Moment Reenacting: Inverse Motion Degradation with Cross-shutter Guidance

Abstract

Motion degradation, manifested as blur in global shutter (GS) images or rolling shutter (RS) distortion in RS counterparts, remains a fundamental challenge in computational imaging, especially under fast motion or low-light conditions. While prior works have treated blur decomposition and RS temporal super-resolution as separate tasks, this separation fails to exploit their intrinsic complementarity. In this paper, we propose a unified framework to invert motion degradation and reenact imaging moment by jointly leveraging the complementary characteristics of GS blur and RS distortion. To this end, we introduce a novel dual-shutter setup that captures synchronized blur-RS image pairs and demonstrate that this combination effectively resolves temporal and spatial ambiguities inherent in both modalities.
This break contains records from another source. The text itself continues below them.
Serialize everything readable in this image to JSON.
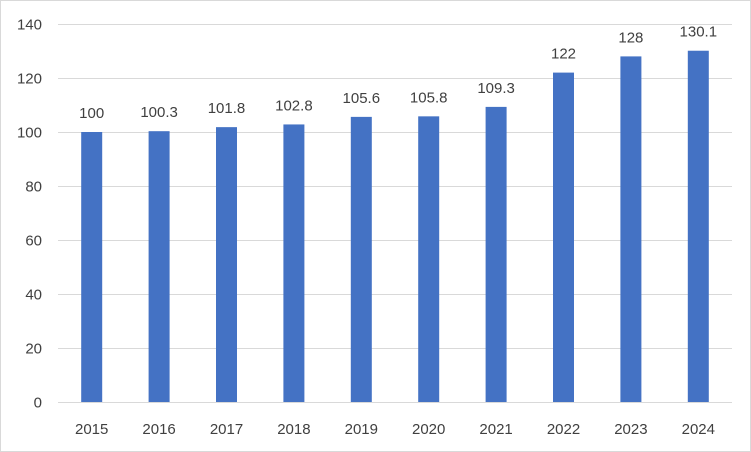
{
  "chart_data": {
    "type": "bar",
    "categories": [
      "2015",
      "2016",
      "2017",
      "2018",
      "2019",
      "2020",
      "2021",
      "2022",
      "2023",
      "2024"
    ],
    "values": [
      100,
      100.3,
      101.8,
      102.8,
      105.6,
      105.8,
      109.3,
      122,
      128,
      130.1
    ],
    "data_labels": [
      "100",
      "100.3",
      "101.8",
      "102.8",
      "105.6",
      "105.8",
      "109.3",
      "122",
      "128",
      "130.1"
    ],
    "title": "",
    "xlabel": "",
    "ylabel": "",
    "ylim": [
      0,
      140
    ],
    "yticks": [
      0,
      20,
      40,
      60,
      80,
      100,
      120,
      140
    ],
    "ytick_labels": [
      "0",
      "20",
      "40",
      "60",
      "80",
      "100",
      "120",
      "140"
    ],
    "grid": true,
    "legend": "none",
    "bar_color": "#4472C4",
    "grid_color": "#D9D9D9",
    "text_color": "#404040"
  }
}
For allowing flexible performance-cost trade-offs, we further extend this dual-shutter setup to a stereo Blur-RS configuration with a narrow baseline. In addition, we construct a triaxial imaging system to collect a real-world dataset with aligned GS-RS pairs and ground-truth high-speed frames, enabling robust training and evaluation beyond synthetic data. Our proposed network explicitly disentangles motion into context-aware and temporally-sensitive representations via a dual-stream motion interpretation module, followed by a self-prompted frame reconstruction stage. Extensive experiments validate the superiority and generalizability of our approach, establishing a new paradigm for realistic high-speed video reconstruction under complex motion degradations.

Method Overview

In general, the model framework is structured into two sequential stages: motion interpretation followed by frame reconstruction. The motion interpretation (MI) phase is designed to iteratively exploit the merits of our Blur-RS combination, employing three motion interpretation blocks under the guidance of a teacher module. With the enhancement of temporal positional encoding, it explicitly emphasizes the contextual characterization and temporal abstraction from disentangled blur and RS streams, respectively. The frame reconstruction part is implemented through GenNet in an encoder-decoder architecture. We propose a novel self-prompter based on motion residues to precisely and adaptively refine the warped latent frames.

Optical System and RealBR Dataset

Rather than a biaxial system for image-to-image deblurring, we develop a triaxial imaging system that simultaneously captures Blur-RS pairs along with high-speed ground truth, and collect a real dataset named RealBR (video samples shown as below).